Elle a d’abord aperçu ses tentacules dépassant d’une crevasse. Après une trentaine d’années à plonger dans les eaux du sud de l’Angleterre, Ruth Williams a eu la chance d’y voir un poulpe pour la première fois en juillet 2025, au large de la péninsule de Lizard, en Cornouailles. « Il était caché dans le récif, raconte la responsable de la conservation marine au sein de The Wildlife Trusts, association britannique de protection de la nature. Dans la journée, les poulpes sont moins actifs, ils attendent la nuit pour aller chasser. C’est fascinant de voir comment ils arrivent à faire entrer leur corps dans de si petits espaces. »
Ruth Williams n’est pas la seule à avoir rencontré ce céphalopode au cours des derniers mois. Dans son bilan de l’année marine, parmi les « surprises et moments heureux », la Wildlife Trust qualifie 2025 « d’année du poulpe ». Un nombre « incroyable » d’individus a été observé sur la côte sud, entre Penzance et le sud du Devon, où ils sont d’ordinaire extrêmement rares.

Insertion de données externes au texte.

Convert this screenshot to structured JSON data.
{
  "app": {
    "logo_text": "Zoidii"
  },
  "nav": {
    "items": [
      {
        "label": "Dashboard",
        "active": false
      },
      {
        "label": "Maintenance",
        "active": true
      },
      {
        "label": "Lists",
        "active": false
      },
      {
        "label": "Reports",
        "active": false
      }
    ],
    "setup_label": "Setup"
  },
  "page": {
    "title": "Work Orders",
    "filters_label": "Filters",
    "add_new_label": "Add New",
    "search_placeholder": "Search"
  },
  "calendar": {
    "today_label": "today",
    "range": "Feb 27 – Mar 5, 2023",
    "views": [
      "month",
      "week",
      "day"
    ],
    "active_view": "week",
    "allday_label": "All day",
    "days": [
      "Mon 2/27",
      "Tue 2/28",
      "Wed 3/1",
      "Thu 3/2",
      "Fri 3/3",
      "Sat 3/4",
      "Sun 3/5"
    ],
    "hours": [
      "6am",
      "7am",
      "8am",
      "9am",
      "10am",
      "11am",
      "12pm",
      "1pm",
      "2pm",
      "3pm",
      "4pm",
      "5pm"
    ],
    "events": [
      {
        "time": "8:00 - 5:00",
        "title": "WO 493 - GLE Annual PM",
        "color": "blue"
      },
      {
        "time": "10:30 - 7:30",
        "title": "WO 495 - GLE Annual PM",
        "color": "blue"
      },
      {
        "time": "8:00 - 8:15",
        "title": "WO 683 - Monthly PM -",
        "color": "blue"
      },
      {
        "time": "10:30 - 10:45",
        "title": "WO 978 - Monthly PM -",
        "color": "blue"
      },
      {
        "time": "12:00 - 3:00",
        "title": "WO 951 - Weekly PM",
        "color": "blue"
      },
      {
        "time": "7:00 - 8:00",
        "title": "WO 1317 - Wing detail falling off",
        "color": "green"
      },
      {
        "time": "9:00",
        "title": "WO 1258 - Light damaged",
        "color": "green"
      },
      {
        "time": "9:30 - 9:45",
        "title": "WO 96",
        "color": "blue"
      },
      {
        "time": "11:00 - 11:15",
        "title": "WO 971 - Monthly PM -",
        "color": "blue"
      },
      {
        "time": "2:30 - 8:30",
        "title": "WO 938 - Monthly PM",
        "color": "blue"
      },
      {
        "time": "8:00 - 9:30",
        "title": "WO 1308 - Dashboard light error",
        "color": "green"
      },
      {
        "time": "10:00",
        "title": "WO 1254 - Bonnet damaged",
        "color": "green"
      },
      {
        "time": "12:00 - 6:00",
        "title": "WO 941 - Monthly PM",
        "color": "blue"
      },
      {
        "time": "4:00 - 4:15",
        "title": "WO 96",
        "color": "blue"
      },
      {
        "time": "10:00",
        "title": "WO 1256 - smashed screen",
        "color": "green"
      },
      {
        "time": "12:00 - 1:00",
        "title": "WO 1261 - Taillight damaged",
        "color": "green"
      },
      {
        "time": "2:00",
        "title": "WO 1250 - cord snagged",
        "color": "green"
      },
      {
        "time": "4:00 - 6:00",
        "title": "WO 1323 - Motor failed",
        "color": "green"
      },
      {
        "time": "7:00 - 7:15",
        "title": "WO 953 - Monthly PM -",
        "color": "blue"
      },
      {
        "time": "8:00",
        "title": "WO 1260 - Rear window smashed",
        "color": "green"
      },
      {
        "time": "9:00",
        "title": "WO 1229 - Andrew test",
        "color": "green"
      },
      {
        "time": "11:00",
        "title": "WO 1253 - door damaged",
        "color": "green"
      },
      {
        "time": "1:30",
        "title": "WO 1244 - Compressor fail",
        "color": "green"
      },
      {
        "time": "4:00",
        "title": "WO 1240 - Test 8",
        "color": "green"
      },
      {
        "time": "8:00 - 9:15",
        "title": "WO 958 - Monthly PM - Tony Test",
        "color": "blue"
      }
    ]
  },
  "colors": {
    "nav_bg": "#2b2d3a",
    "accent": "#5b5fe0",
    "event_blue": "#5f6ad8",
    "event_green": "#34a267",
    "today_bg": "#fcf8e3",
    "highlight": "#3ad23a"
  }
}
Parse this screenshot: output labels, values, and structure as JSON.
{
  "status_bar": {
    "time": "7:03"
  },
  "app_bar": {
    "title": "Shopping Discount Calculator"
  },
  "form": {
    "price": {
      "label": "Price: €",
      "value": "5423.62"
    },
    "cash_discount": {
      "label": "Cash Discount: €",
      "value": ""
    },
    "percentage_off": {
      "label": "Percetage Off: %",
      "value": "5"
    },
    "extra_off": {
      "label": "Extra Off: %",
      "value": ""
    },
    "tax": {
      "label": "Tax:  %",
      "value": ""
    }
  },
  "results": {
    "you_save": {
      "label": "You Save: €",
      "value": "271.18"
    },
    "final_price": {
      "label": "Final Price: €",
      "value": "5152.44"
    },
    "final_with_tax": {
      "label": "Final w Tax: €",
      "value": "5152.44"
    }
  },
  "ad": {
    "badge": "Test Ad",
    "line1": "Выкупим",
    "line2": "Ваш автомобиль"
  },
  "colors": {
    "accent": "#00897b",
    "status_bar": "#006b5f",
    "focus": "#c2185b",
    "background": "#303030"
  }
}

Des plongeurs engagés dans un programme scientifique participatif ont repéré jusqu’à 80 poulpes dans une seule zone : au total, leurs observations ont augmenté de plus de 1 500 % par rapport à 2024. Des vidéos montrent ces animaux, qui peuvent atteindre jusqu’à 1,50 mètre, « marchant » sur les fonds marins ou attrapant une caméra. Cette présence exceptionnelle a été corroborée par les pêcheurs, qui ont fait état d’environ 1 200 tonnes capturées au cours de l’été 2025, bien plus qu’auparavant.